De ce fait, la Commission est très préoccupée par l’impact désastreux que cette crise financière et ses conséquences économiques font peser sur les conditions de vie des citoyens européens et du monde, qui pourrait peut-être risquer de saper les fondements même de la démocratie.

En effet, la Commission considère que les pouvoirs publics ont manqué à leur mission d’information et de surveillance concernant la création, le fonctionnement et les risques posés par la diffusion d’instruments financiers de plus en plus sophistiqués et, par là même, n’ont pas protégé les citoyens et les acteurs financiers se lançant dans des opérations hasardeuses.

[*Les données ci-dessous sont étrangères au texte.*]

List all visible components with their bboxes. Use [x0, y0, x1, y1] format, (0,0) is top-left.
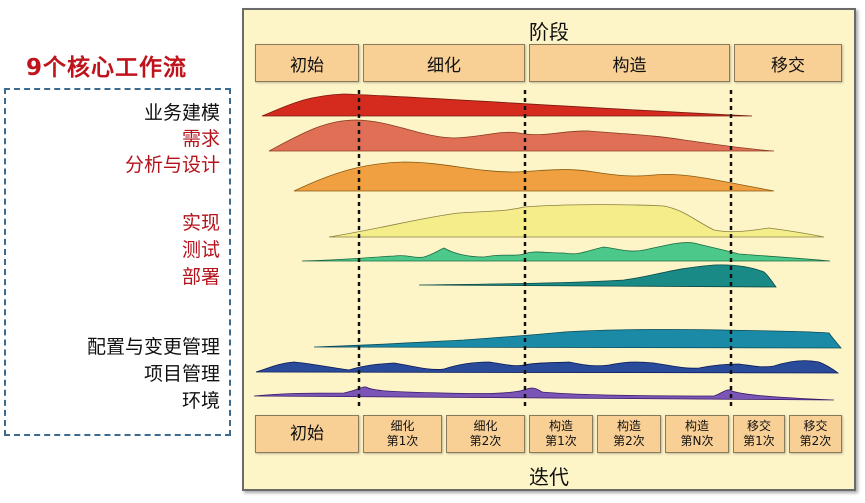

La Commission se félicite de la tenue à Washington, le 15 novembre dernier, du sommet des vingt plus grandes puissances économiques mondiales (G20) et des engagements qu'elles ont pris à cette occasion. Elle souscrit pleinement aux recommandations formulées à l’issue de ce sommet pour stimuler l’économie, garantir l’apport de liquidités, consolider les institutions financières et protéger l’épargne.

La Commission déplore que ce plan d’action ne comprenne pas de volet visant à protéger les droits sociaux et économiques des citoyens en période de crise.

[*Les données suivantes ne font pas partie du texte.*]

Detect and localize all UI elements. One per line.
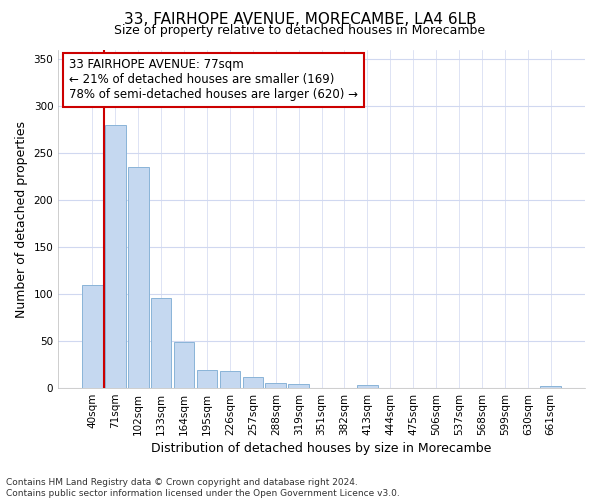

La Commission est convaincue que la réforme du système financier mondial ne pourra aboutir qu’à la condition que les principes suivants, entre autres, soient pris en considération :

- la transparence des marchés et des produits financiers, nécessaire pour que les épargnants soient mieux informés des risques encourus ;
- la moralité et l’éthique dans le comportement des acteurs économiques et financiers, notamment en matière de rémunération et d’avantages, et l’adoption d’un code de déontologie régissant leur activité ;
- l’implication plus active des parlementaires au niveau national et paneuropéen dans le contrôle de l’application des règles et principes ;
- la stimulation de l’activité économique pour augmenter le taux d’emploi ;
- l’apport de liquidités et la garantie de la pérennité des institutions financières pour stabiliser les marchés financiers ;
- la consolidation de l'Etat de droit dans le secteur financier grâce au renforcement des règles régissant le fonctionnement des marchés financiers, notamment en matière de responsabilité ;
- la nécessité de rappeler aux gouvernements que les droits sociaux et humains doivent être respectés, malgré les difficultés financières. 

La Commission demande au Bureau de l’Assemblée l’organisation d’un débat d’actualité, lors de la partie de session de janvier 2009, sur le thème « La protection des droits des citoyens pendant la crise financière actuelle».